At the same time, the greenfields exploration potential of Kosovo has gradually been recognized by Kosovars and external experts. The legal and administrative framework for the mining industry has been established over the past ten years, first by the United Nations Mission in Kosovo and followed-up and further developed by the Kosovo government. Specifically, a new mining law, established in 2010, exists, and the independent regulator and oversight mechanism is functioning properly. The legal, tax, and administrative institutions for business activities, in general, are all in place, and processes and procedures are establish and understood.
Kosovo is a young state, emerging from a socialistic background. The administration continues to learn in coping with Western-style democratic processes, and is guided by international assistance and encouraged by the long-term EU admissions process. Kosovo’s security is guaranteed by NATO and its forces in Kosovo. There has been little reason for concern over the past years, and it appears that with continued economic growth, the potential security issues will continue to decrease in importance.
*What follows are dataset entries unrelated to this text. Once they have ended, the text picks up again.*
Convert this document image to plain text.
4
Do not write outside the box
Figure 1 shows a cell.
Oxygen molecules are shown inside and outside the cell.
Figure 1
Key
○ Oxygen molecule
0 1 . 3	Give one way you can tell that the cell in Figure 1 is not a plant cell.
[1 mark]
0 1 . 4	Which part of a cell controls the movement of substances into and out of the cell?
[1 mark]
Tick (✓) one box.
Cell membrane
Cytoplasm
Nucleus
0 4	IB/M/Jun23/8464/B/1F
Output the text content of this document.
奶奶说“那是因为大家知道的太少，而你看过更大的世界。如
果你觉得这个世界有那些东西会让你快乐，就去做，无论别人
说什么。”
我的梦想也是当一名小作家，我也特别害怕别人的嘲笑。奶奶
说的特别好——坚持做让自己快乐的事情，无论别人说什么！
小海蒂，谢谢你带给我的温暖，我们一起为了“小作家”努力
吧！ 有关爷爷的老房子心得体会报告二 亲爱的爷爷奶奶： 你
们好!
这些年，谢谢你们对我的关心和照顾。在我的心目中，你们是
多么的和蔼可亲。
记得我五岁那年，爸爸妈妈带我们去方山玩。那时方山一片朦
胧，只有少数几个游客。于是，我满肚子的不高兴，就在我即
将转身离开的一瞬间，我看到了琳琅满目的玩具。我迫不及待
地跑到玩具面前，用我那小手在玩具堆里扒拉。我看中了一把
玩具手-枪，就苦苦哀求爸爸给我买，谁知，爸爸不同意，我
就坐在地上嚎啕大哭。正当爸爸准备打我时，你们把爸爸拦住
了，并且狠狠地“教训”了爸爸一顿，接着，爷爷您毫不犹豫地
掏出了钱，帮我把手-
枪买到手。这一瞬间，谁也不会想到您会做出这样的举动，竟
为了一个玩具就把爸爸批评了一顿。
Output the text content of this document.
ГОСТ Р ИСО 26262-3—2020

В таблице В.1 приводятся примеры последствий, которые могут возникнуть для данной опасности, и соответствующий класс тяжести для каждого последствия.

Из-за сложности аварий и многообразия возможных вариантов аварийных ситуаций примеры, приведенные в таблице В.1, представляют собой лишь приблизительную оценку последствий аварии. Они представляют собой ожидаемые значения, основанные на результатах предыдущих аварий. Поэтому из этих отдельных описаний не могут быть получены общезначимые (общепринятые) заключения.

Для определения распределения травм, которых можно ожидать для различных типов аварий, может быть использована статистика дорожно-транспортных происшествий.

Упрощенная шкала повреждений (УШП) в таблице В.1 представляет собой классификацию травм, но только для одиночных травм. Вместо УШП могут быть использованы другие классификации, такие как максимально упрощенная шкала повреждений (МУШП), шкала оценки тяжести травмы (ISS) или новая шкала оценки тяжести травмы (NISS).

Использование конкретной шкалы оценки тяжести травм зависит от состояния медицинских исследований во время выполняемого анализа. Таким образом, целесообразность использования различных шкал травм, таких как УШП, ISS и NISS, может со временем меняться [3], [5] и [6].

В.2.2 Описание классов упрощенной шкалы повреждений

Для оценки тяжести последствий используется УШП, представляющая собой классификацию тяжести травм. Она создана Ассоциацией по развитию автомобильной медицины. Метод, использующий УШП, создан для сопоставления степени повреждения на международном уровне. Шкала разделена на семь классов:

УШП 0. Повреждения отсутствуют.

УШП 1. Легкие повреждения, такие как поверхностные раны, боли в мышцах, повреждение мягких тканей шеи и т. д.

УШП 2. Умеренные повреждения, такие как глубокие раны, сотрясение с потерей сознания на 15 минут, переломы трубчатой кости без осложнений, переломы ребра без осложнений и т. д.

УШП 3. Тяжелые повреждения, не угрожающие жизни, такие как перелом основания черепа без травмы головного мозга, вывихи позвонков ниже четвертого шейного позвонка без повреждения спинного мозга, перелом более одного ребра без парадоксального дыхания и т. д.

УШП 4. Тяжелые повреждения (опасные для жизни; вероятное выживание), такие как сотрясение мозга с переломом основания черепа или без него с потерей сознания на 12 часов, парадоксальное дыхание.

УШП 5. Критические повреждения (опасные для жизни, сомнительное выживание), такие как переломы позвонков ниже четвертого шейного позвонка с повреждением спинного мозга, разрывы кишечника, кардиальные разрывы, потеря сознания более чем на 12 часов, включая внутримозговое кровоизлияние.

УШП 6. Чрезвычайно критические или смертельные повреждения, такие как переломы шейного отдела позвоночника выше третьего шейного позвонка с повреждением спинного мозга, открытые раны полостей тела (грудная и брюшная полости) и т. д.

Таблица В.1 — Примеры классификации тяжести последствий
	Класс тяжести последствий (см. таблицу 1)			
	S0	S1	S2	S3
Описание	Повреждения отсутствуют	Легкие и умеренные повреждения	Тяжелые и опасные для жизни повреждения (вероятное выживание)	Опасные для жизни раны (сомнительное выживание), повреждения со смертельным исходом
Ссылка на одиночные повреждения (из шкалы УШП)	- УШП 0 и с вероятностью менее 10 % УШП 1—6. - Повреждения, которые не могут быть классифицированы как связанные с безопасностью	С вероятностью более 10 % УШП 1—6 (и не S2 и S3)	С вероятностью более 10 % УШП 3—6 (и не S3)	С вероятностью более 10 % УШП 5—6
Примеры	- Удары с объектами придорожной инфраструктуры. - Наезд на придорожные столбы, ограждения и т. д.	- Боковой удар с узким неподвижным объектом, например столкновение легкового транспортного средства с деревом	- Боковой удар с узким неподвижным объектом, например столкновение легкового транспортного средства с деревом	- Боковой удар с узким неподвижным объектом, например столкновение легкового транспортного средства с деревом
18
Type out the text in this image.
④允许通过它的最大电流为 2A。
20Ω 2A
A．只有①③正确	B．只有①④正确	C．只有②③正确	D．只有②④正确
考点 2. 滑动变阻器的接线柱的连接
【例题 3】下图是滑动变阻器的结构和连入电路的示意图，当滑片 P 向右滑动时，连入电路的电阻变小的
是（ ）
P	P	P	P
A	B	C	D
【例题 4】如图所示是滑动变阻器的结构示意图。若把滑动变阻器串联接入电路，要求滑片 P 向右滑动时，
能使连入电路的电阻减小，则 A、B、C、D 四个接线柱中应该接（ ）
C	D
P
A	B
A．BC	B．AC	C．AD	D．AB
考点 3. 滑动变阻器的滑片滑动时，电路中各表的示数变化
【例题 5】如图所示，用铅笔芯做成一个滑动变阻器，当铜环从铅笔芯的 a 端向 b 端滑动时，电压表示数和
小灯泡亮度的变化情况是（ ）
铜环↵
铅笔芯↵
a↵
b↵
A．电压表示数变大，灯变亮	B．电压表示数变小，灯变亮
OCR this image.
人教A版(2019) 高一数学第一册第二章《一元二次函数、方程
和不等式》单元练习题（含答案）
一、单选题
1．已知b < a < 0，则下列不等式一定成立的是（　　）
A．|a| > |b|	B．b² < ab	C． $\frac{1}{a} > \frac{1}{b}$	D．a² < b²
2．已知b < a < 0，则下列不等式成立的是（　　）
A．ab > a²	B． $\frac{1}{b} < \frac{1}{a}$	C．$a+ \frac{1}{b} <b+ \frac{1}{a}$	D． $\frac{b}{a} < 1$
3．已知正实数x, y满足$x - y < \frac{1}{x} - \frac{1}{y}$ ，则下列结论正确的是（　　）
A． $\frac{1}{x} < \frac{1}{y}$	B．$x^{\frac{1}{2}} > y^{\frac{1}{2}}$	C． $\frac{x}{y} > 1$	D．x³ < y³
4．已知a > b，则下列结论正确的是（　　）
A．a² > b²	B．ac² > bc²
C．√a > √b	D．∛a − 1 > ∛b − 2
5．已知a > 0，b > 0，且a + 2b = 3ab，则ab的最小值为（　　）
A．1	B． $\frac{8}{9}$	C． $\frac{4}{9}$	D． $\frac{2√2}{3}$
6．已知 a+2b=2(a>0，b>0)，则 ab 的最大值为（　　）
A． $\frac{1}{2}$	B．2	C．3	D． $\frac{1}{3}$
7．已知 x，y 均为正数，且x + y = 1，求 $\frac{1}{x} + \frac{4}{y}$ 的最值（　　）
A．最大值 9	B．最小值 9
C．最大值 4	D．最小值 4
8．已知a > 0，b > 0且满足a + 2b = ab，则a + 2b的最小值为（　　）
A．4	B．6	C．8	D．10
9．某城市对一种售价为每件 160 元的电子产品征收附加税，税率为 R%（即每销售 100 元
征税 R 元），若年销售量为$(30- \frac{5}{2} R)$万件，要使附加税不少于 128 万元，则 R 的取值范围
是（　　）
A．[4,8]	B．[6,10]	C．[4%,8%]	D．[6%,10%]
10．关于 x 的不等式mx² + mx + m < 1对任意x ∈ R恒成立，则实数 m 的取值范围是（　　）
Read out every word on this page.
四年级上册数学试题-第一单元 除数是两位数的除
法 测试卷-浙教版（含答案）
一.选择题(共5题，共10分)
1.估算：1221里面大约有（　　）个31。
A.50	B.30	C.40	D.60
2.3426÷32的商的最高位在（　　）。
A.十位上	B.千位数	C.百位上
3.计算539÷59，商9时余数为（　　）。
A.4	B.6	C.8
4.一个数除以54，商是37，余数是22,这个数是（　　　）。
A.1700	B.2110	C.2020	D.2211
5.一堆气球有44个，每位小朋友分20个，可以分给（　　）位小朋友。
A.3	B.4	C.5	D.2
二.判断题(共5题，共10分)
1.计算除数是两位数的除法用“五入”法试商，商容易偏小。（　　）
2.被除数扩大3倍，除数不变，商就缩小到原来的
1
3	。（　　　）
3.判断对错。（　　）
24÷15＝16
The mining sector will play an important role for Kosovo’s growth. The new, democratically elected government has split up the former ministry of finance and economy into one for finance only, and a new one for economic development, putting all institutions and corporate bodies, relevant for such development, under one roof. This includes the former ministry of energy and mines.
The international mining community has not really put its eye on the potential of the region. However, if demand increases, reaction from the Kosovo political side would be supportive and existing bottlenecks and/or shortcomings would be quickly addressed and resolved.